Yes, you read that right: it has an available manual transmission.
We took a manual transmission Tacoma off-road last fall and can vouch for its capability and fun factor in the dirt. Those who don’t want to have to deal with the fancy footwork will be perfectly happy with the automatic.
Time to get dirty
This truck is designed for the off-road set, which means it’s a little bouncy on the pavement. Potholes and uneven road surfaces won’t go unnoticed and there’s a fair amount of road noise. If you’re looking to eliminate those inconveniences, then avoid the TRD trims. On the other hand, if you want to go play in the mud, the TRD Pro is the trim for you.
It gets standard four-wheel drive with an automatic limited slip differential, TRD-tuned off-road suspension with 2.5-inch Fox internal bypass coil-overs and rear remote reservoir shocks, 16-inch TRD Pro black alloy wheels with all-terrain tires, front skid plate, and multi-terrain select with crawl control. That’s a hefty dose of off-road capability and it all comes together when you venture past the pavement.
Also new this year is the Multi-terrain Monitor, which is standard on the TRD Pro. At the press of a button, it displays front, rear, and side views around the truck right on the infotainment screen. This makes navigating off-road surfaces easier and removes the worry that you’ll miss something hiding in your path.

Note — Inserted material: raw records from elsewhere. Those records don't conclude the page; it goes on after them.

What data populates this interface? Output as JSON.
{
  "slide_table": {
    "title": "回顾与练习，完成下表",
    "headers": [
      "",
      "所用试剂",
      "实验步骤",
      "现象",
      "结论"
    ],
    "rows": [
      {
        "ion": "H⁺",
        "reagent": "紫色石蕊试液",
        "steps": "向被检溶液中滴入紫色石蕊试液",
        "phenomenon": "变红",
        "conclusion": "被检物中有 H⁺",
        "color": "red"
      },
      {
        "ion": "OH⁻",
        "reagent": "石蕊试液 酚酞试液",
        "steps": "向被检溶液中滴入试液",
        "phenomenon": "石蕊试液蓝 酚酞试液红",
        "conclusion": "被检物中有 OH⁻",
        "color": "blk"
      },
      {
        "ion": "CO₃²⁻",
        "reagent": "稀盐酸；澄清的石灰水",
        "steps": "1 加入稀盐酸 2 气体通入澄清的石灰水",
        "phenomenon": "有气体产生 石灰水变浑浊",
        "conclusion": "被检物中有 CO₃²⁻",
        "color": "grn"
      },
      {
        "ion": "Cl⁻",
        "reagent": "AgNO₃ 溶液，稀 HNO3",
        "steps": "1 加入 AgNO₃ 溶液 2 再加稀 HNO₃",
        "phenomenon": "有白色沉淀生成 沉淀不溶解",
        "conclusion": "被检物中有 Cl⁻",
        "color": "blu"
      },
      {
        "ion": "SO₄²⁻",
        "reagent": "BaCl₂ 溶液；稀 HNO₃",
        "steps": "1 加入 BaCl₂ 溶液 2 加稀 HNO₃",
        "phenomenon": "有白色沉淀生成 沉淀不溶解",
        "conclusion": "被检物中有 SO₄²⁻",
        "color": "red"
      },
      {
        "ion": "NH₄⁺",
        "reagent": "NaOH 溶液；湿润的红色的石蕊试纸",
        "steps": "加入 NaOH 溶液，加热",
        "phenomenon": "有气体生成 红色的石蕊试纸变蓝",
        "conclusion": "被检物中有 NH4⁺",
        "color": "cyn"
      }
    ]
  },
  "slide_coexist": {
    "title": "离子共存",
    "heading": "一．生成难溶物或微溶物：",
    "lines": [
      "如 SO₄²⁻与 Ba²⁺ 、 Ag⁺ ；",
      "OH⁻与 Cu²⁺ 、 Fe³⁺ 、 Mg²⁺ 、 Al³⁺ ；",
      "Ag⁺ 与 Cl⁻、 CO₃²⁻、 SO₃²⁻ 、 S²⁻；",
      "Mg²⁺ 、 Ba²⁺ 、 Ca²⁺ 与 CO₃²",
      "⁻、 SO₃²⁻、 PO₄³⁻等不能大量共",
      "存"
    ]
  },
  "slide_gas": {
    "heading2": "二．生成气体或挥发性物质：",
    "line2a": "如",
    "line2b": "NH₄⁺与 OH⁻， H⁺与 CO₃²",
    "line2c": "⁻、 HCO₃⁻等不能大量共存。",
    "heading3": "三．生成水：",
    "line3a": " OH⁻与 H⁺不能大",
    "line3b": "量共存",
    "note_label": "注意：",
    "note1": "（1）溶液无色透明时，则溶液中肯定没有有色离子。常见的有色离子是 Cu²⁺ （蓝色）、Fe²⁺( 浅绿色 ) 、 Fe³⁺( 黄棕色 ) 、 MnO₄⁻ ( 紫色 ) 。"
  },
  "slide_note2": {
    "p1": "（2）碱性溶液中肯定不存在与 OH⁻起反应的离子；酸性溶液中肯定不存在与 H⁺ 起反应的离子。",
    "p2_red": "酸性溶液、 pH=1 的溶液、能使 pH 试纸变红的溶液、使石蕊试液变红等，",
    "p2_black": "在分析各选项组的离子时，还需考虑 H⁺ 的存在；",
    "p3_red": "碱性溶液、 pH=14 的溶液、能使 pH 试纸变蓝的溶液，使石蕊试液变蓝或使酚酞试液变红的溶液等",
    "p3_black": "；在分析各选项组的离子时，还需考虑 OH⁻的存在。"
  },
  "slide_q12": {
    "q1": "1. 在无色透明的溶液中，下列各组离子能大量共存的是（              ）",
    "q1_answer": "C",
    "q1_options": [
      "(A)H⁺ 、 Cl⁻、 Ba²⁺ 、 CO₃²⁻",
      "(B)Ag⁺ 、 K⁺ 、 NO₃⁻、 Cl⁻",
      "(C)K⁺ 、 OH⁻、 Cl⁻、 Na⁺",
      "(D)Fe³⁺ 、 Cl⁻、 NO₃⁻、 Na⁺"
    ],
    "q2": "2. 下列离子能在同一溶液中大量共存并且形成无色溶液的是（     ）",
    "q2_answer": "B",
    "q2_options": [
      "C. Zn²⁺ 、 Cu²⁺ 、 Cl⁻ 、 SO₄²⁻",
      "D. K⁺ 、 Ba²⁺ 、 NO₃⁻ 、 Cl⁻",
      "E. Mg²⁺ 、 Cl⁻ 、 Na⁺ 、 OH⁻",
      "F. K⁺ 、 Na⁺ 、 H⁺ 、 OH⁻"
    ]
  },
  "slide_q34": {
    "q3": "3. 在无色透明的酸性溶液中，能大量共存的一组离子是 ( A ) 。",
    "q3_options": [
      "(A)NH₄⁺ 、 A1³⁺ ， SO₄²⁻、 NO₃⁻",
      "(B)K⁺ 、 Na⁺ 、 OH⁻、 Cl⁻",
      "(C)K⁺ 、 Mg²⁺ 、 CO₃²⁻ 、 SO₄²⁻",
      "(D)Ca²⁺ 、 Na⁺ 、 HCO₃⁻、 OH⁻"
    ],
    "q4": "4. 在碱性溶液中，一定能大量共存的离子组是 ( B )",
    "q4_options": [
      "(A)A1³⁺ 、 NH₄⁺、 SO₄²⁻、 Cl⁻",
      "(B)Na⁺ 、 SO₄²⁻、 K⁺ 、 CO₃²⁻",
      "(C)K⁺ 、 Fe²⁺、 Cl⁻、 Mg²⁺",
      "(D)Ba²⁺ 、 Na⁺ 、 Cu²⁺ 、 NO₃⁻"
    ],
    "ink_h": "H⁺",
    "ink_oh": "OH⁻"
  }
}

Veteran or newbie, the Tacoma will take you wherever you want to go
While some trucks look like they can take on rugged terrain, the Tacoma TRD Pro actually can handle going off-road. If you want to climb up a rock-strewn hillside, clamber across uneven terrain, or take a trip through the mud, the Tacoma does it and it does it with ease.
It’s a great choice whether you’re new to off-roading or a hardened veteran. The Tacoma has the capability to tackle challenging terrain, but it won’t make the process a stressful one for new drivers. If you want to learn, then the Tacoma is ready to teach.
Pricing for the 2020 Toyota Tacoma starts at $26,050 for the base trim. If you want the impressive capability of the TRD Pro, then you’re looking at $43,960.